THEME-ROCK & STONE

Rock and stone are associated with cosmic and ancient mystery, power, and spirit:

Rock and stone (pieces of rock) are tacitly regarded as eternal substances imbued with indestructible integrity.

“The rock, when you broke it open, was the same color all the way through. There are not that many things that are the same color all the way through. And that was a color integral to the form and integral to the substance. And that fascinated me; something that you could not separate. Not like cloth—dye. Not like the one color that is inside of another color, or, the outside of a flower or the inside of another color, et cetera.”

William Brice,
Regarding his late-1940’s rock paintings,
MoCA Walkthrough,
1986,
Williambrice.org/Library/Videos/Brice “Walkthrough”

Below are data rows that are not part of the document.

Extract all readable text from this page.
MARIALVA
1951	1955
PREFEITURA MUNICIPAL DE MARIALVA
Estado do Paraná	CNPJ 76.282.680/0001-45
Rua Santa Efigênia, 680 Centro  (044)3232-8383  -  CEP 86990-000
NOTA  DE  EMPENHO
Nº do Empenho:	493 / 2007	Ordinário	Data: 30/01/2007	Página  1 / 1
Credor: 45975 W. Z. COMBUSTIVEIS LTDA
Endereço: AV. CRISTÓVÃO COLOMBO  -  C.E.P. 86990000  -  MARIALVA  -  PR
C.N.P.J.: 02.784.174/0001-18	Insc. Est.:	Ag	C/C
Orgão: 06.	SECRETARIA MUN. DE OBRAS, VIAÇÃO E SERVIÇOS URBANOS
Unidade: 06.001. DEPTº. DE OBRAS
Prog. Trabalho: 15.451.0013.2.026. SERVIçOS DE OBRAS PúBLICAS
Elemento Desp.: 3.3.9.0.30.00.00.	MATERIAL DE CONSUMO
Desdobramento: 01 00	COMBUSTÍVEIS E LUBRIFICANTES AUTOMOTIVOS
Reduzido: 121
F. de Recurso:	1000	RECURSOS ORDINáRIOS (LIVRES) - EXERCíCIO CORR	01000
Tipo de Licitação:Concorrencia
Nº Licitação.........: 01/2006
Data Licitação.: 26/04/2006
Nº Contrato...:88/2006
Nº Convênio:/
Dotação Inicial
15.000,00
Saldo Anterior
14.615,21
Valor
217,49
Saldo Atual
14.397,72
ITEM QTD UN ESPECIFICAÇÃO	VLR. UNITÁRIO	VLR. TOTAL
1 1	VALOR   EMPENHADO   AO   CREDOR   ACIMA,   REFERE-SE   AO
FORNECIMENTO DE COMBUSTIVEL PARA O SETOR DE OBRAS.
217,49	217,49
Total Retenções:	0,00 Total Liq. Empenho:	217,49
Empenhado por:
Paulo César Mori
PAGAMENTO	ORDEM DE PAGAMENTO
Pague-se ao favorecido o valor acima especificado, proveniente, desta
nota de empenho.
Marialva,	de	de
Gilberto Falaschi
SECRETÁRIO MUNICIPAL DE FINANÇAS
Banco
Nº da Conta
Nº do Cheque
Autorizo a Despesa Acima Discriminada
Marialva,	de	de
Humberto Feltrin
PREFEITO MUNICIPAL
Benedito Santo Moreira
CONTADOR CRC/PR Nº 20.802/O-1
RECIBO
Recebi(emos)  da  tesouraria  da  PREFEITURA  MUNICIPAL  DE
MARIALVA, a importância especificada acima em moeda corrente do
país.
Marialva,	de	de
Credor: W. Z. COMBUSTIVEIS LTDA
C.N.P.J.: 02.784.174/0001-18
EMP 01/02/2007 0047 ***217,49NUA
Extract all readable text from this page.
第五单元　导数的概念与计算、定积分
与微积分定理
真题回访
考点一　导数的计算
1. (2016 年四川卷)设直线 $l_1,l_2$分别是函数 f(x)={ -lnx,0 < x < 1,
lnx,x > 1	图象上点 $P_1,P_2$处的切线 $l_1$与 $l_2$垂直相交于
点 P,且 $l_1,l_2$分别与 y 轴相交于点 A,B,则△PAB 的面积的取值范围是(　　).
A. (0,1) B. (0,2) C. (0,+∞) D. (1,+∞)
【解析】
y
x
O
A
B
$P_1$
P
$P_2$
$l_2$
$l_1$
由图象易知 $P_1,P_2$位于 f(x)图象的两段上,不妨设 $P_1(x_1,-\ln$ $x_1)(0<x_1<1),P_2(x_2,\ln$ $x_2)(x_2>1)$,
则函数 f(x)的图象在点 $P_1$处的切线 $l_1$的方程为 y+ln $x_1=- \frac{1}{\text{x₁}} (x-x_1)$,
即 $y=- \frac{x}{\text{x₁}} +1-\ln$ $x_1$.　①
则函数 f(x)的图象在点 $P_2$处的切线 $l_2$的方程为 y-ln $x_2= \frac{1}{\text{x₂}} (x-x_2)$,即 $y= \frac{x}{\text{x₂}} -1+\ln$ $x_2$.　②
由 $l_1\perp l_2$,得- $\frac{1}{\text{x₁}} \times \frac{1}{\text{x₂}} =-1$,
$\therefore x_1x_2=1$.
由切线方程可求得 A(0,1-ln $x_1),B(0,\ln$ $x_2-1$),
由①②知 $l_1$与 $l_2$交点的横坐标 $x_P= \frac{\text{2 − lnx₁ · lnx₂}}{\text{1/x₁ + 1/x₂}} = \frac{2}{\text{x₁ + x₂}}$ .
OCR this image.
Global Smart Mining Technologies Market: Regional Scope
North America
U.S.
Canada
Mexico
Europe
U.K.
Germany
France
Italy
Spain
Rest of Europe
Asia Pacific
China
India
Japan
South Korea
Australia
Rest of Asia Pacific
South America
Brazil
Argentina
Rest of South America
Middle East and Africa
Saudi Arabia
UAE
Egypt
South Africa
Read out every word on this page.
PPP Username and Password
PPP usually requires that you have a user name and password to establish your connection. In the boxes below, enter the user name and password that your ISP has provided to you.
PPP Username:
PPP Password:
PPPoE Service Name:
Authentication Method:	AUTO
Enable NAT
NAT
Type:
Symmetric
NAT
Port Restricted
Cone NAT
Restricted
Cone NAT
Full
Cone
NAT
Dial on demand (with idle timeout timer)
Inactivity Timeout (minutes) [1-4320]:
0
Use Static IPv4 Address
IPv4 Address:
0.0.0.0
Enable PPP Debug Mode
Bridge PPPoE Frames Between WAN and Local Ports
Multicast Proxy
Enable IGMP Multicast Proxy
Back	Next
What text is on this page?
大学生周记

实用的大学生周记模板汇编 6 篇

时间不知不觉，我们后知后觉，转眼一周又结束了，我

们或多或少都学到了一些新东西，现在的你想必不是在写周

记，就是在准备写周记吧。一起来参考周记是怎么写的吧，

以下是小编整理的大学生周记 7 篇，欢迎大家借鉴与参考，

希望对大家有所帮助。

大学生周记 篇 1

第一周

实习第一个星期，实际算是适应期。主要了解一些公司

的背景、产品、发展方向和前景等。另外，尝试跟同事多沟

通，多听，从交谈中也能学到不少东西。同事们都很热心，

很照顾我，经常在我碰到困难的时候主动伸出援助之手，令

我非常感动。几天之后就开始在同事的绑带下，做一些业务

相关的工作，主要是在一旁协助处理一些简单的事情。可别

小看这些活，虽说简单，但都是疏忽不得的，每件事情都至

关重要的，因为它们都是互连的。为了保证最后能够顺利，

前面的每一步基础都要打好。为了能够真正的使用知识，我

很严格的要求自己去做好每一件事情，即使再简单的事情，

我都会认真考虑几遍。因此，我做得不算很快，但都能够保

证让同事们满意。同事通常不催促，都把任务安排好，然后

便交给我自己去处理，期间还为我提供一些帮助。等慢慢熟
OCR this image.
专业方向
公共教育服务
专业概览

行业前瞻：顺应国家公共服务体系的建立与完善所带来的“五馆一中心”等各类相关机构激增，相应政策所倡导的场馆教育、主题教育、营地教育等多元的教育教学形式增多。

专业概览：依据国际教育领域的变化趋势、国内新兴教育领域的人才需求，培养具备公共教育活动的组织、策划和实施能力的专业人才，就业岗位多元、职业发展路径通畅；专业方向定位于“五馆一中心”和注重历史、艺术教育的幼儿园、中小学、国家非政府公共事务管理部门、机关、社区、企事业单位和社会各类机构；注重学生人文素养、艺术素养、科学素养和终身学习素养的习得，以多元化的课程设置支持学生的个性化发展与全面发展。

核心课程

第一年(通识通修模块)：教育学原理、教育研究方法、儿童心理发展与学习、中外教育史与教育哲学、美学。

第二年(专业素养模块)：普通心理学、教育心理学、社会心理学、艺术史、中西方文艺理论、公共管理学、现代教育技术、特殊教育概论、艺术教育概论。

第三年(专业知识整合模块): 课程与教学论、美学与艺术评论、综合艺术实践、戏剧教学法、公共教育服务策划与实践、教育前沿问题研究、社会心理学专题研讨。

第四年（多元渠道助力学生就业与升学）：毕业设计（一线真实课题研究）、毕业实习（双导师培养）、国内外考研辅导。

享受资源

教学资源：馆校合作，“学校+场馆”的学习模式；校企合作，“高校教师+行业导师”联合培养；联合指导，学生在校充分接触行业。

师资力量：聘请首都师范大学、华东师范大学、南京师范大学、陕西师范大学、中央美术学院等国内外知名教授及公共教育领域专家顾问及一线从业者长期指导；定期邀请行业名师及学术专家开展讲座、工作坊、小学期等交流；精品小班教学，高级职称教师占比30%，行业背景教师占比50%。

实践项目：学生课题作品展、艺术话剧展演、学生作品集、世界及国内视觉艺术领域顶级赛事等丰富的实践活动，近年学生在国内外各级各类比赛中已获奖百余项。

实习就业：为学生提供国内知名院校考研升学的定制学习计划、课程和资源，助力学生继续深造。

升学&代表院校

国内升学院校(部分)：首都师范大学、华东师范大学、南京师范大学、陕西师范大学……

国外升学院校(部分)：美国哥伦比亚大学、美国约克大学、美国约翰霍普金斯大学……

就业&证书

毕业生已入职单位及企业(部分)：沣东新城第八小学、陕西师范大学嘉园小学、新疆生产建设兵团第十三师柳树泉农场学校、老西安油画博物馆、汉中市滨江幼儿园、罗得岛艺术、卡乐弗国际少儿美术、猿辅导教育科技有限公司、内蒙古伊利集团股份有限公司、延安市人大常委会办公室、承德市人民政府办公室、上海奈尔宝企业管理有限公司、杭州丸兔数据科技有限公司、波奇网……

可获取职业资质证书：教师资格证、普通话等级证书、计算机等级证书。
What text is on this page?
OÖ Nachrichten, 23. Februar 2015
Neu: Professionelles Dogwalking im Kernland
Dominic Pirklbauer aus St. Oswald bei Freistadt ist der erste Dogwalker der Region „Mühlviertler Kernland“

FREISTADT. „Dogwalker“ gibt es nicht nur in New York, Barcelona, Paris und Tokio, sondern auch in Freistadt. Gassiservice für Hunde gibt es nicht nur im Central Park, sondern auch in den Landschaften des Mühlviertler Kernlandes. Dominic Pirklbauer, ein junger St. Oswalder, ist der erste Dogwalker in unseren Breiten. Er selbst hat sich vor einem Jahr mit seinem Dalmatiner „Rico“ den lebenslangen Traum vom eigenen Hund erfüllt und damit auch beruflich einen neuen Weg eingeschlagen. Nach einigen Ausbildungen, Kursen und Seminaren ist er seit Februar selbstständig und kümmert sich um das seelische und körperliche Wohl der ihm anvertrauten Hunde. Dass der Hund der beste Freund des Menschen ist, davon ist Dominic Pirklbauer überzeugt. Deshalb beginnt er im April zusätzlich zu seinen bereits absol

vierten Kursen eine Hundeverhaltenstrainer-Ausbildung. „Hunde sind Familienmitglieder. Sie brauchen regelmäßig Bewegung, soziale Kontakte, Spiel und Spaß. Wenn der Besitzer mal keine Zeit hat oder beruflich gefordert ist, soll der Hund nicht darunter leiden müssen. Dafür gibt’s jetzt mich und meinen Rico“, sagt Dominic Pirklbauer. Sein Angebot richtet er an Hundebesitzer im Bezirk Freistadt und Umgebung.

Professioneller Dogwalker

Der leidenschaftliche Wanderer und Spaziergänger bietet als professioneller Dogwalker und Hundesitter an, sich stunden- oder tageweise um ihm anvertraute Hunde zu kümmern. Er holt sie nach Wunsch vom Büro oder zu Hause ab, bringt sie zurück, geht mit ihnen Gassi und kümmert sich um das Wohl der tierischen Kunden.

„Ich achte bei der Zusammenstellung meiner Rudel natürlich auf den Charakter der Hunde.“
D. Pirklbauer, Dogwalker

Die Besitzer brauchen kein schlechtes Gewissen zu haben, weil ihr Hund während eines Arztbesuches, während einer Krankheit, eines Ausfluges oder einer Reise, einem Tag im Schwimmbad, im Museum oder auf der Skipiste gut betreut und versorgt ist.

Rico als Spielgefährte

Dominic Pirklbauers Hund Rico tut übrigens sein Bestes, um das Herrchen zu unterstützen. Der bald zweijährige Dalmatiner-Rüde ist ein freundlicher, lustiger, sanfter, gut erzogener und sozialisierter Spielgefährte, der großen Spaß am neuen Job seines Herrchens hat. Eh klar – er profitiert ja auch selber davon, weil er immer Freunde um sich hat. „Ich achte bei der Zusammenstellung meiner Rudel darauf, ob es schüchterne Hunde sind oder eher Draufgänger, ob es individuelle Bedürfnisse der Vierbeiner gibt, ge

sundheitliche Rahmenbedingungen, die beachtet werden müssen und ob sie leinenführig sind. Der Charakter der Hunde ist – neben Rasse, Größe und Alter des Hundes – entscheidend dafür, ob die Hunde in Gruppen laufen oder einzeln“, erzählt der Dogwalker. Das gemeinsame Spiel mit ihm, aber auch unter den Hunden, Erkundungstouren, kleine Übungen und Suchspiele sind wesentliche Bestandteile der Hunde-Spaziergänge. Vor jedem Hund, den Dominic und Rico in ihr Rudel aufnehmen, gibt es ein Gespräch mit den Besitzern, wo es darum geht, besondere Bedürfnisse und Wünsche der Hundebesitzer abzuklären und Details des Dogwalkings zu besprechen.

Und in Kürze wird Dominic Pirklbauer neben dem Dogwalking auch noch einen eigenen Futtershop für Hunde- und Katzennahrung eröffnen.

For Brice, though, rock/stone was another paradox. Its derivation comes from the beginning of the universe and time, and so seems permanent. Yet, his view included the acknowledgment of “the test of time”. In his travels to Greece he understood stone’s mutability, its capacity to crumble into chunks, shards, and, ultimately, dust. He reflected that:

“Well the Acropolis then—now they started piecing it together—but it was literally in pieces. Greece, all of Greece, is at your feet. And you pick up a little fragment and you don’t know, is that a stone, is that a piece of something, does that have a heart, an intelligence found in it, a longstanding, distant intelligence. That whole idea about time, if a rock takes so long to turn its form, a flower so quickly, its ephemeral life. That sense of our own mortality. That seems to be some consciousness that I have always had, some idea of everything on the move, beginnings, endings, continuations.”

William Brice,
MoCA Walkthrough,
1986,
Williambrice.org/Library/Videos/ Brice “Walkthrough”

Brice returned repeatedly to the theme of rock/stone. It first appears in his early rocky landscapes and continue as thematic returns through to his still-life paintings of arrangements of stone on a ledge, to his “Greek period” evocations of stone totems and classical torsos, and to his frieze-like pictograms declaring sexuality as the life-force that it is rock and stone. Frequently, he even mixes sand into his ground on canvases or paints on emery cloth directly—as a substance pregnant with a simultaneity of present-ness and past-ness, and possibly with the implications of the ‘wearing down’ and rounding of one’s hard intentions and beliefs over time. His appears not to be a literal “reading” of stone, but rather an allegorical understanding, a habit of looking—and of a creative response to looking.